Navigating collapse with calm clarity
Grounding as the foundation of leadership
The idea of collapse sounded romantic when it was an airbrushed figment of our imagination, didn’t it? The old world ending. A new one beginning. A revolution. A renaissance. Ah right. Cool. That seems like something we should want.
But it feels very different now, living inside of it, as we scramble to find even a small square of solid ground to stand on. It has become frighteningly obvious that we can’t rely on anything anymore.
It turns out Chicken Little was not being dramatic. It’s true. The sky is falling. The structures that held our reality together… well, that careful architecture built a house of cards. And the cards are coming down — not one by one, but suddenly, violently, and all at once.
What the f#€% do we do now?
If anyone claims to have a neat and tidy answer to that question, they are bold-faced lying to you. Or maybe hallucinating certainty as an inflammation response to a fear virus. Or likely, both.
We are trench deep in the wild unknown. And the lines we’ve drawn in the sand are starting to harden into stone.
From the choice point that we’ve always stood in, two spirals emerge — which are now quickening in turns: Either you’re choosing to retreat, contract, shrink, obey, isolate, in a futile attempt to build a bunker of safety for yourself as your world grows smaller and smaller. Or, you’re choosing to embrace initiation after initiation, as you grow your capacity and explore new territory that lies far beyond the borders of any known map.
Fear or love. Doubt or hope. Safety or growth. Compliance or creation.
This is a choice we’ve had to make many times before, knowingly or not. And it’s a choice we will continue to make as long as we’re here, like it or not.
Only now… Our movements are amplified and accelerated by technology — creating momentum that makes it harder to reverse out. And our actions have a supersized impact on shared reality, because we’re much more interconnected energetically than ever before.
We’re going where no (hu)man has gone before. The velocity of change. The intensity of energy. It’s highly exciting. And equally terrifying.
Our human nervous systems feel archaic in an electrical grid, where signals get sent to the edges of the universe in milliseconds. Yet we’re still working out how to partner with machine intelligence, so we don’t end ourselves trying to compete with it — for resources or for results.
All this while the human mind-body system continues to see massive increases in capacity. We can hold and move quantities of energy now that would have disintegrated earlier humans. What’s also growing in quantum leaps is the depth of presence needed to ground this energy.
Chronic exhaustion seems like the new normal now. I think this is probably because our energetic capacity is growing so fast, ahead of the containment that’s needed for us to rebalance.

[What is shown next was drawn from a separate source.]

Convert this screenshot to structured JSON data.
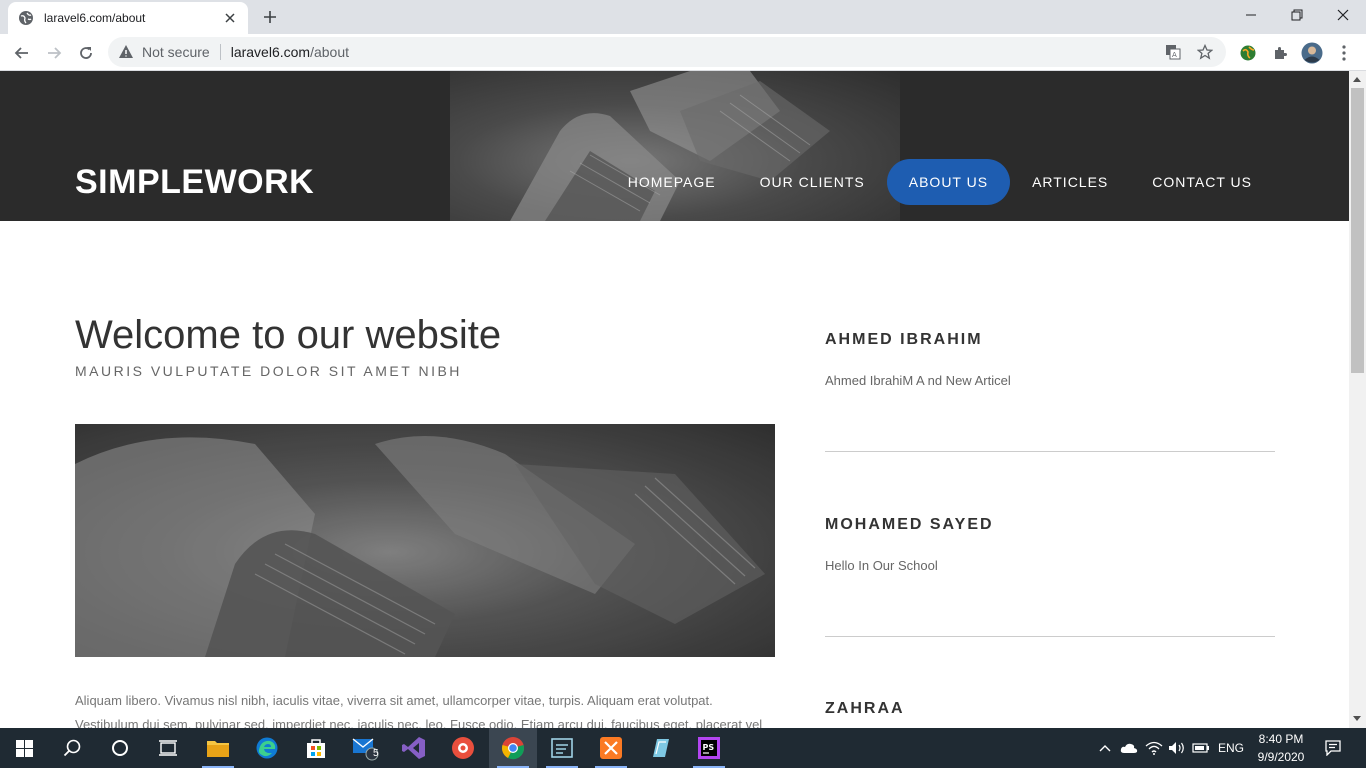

If that gap widens enough, it can cause us to short circuit. Too much electricity. Not enough grounding. If we’re receiving lots of high voltage energy that has nowhere to flow through, nowhere to land — this is literally going to fry us. How do we ground to keep from burning out?
What’s grounding is doing things that make us human. Everything that’s not about us processing information or producing output. Breathing deeply. Eating slowly. Smelling flowers. Making love. Creating art. It’s enjoying the stuff that having a body gives you the privilege of experiencing.
The sad thing is that for many humans (myself included), our primary relationship is now with the device in our hands. We spend more time interacting with this thing than anything else.
We are locked into an arranged marriage with a glowing screen — one that divorced us from physical reality, while we barely noticed it happening. Now we find ourselves: practically dependent, emotionally attached, psychologically addicted, neurotically hinged.
This little rectangle removes all sense of time, as the LED light signals to our brain that it’s perpetually high noon. It also removes all sense of space, as images transport us to everywhere and nowhere — as we swipe between continents faster than we can walk to the next room.
Stripped of our sense of time, and stripped of our sense of space, it’s no wonder we feel dislocated and disoriented. We can’t tell who we are, or where we are, or which end of this box should be facing up.
We’re the frogs in boiling water that got cooked one degree at a time. It’s not easy to get out of the pot now. I would say that it’s pretty much impossible to do it alone. Right now we need to reach out to each other more than ever, to remember what being human is all about. To celebrate life. To feel joy. To be grateful for the experience we’re having in all its flavors.
Before we can lead anyone, before we can build anything, we need to first set free our energy and reclaim sovereignty. It starts with grounding. Regulating and resourcing ourselves through community, through genuine connection. From there, clarity about direction will come through naturally.